Role of early postnatal nutrition during lactation in offspring metabollic health programming
- Autores: Sílvia Ribó Gené
- Directores de la Tesis: Carles Lerín Martínez (dir. tes.), Josep C. Jiménez Chillarón (codir. tes.)
- Lectura: En la Universitat de Barcelona ( España ) en 2017
- Idioma: español
- Tribunal Calificador de la Tesis: Manel Vazquez Carrera (presid.), Marta Diaz Silva (secret.), Josep Antoni Villena Delgado (voc.)
- Programa de doctorado: Programa de Doctorado en Biomedicina por la Universidad de Barcelona
- Materias:
- Enlaces
- Tesis en acceso abierto en: TESEO
- Resumen
Childhood obesity and overweight can often cause severe complications, including hypertension, dyslipidemia, insulin resistance, type 2 diabetes, and non-alcoholic fatty liver disease, amongst other disorders. Several studies have shown that early postnatal nutrition is of great importance in modulating newborn health outcomes. In this work, we have studied the role of nutrition during early stages of life in long-term metabolic health applying two different approaches: a) transgenerational transmission of impaired metabolic health induced by accelerated early weight gain caused by postnatal overnutrition and b) short and long-term metabolic effects on offspring of maternal diet supplementation with betaine.
Breast milk composition is important in modulating growth and health of the infant. Amongst the many nutrients that breast milk contains one worth highlighting is glycine betaine (or betaine). In addition to decreasing levels of fat in the liver, previous data demonstrated that maternal supplementation with betaine during breastfeeding also improves glucose homeostasis and modulates offspring early-life gut microbiota composition. Breast milk also contains essential bacteria that can influence gut microbiota composition of the breastfed infant. We observed beneficial short and long-term metabolic effects of betaine on offspring and protection against adult diet-induced obesity. We have analyzed ilea and gut microbiota of mice supplemented with betaine, and with or without antibiotics at different stages of life. Analyzing the microbiome we found that microbial community composition was modulated by betaine supplementation in 2-week-old offspring. Changes in the microbiome caused by antibiotic administration during early life were significantly correlated to higher adiposity and development of obesity during adulthood. Antibiotic treatment annulled completely long-term betaine-induced effects on body weight. Moreover, glucose tolerance was no longer improved when combining antibiotics with betaine treatment.

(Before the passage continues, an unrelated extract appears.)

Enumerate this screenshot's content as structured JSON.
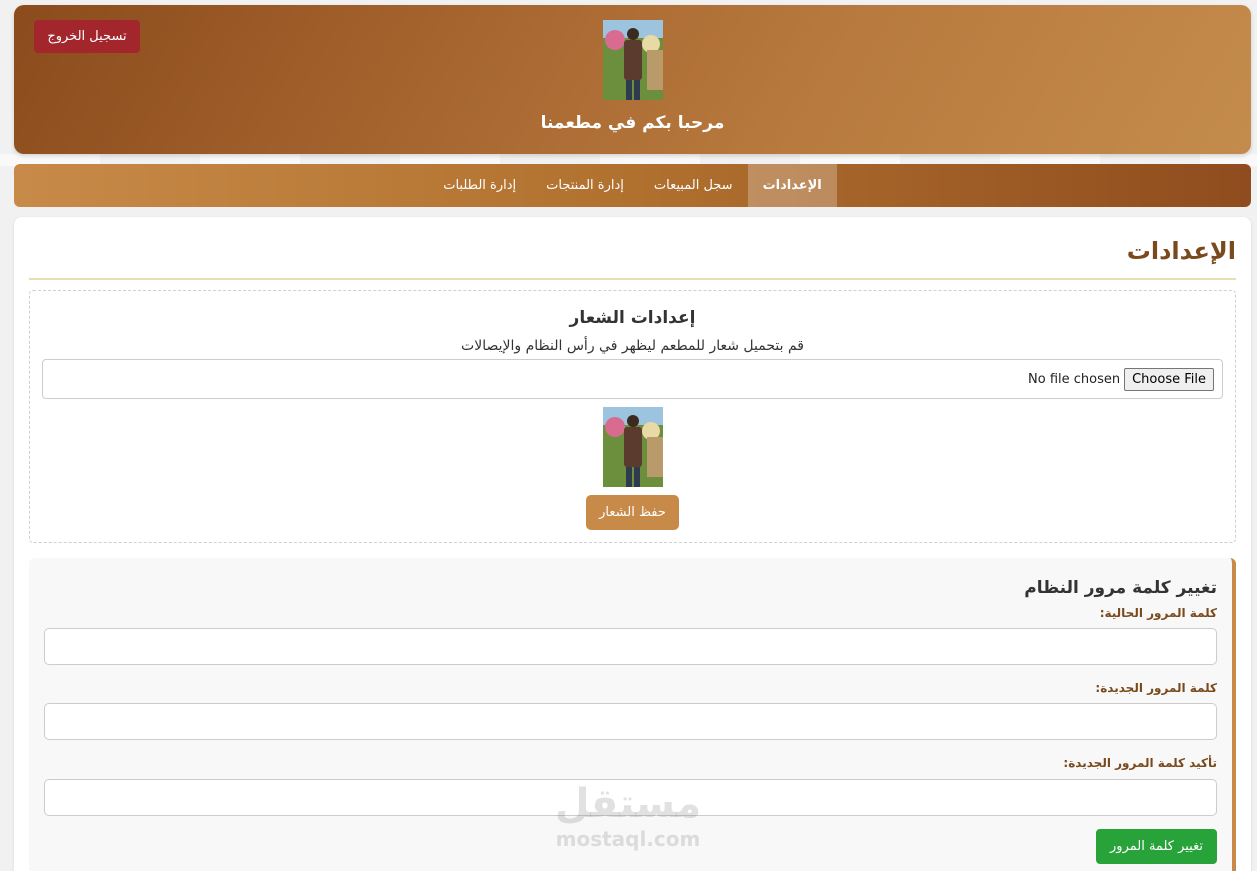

Rapid weight gain during early life has been associated with several components of the Metabolic Syndrome. Previously we developed a mouse model of neonatal overfeeding and rapid weight gain by litter size reduction. Neonatal overnutrition (ON) altered the metabolism of the exposed individuals (F0). Furthermore, offspring (F1) and grand-offspring (F2) of postnatal overfed male mice also developed metabolic complications during adulthood. In agreement, it has been shown that environmental exposure on males can affect health in subsequent generations. Here, we hypothesized that epigenetic modifications, including DNA methylation, histone modifications, and noncoding-RNA, might be involved in the inheritance of diabetes risk in our model. We analyzed sperm methylome of F0 and F1 generations, and in the liver of 8-day-old mice of F1 and F2 generations, observing significant changes in methylation of specific DNA regions. We found 912 probes differentially methylated when comparing control and ON mice throughout the three generations, between the two tissues. Our results suggest that methylation of the male germ line caused by nutritional challenges during early life may carry information that influence metabolism across multiple generations. We then analyzed gene expression by qPCR of these genes in the liver of 8-days-old mice finding differences in some genes.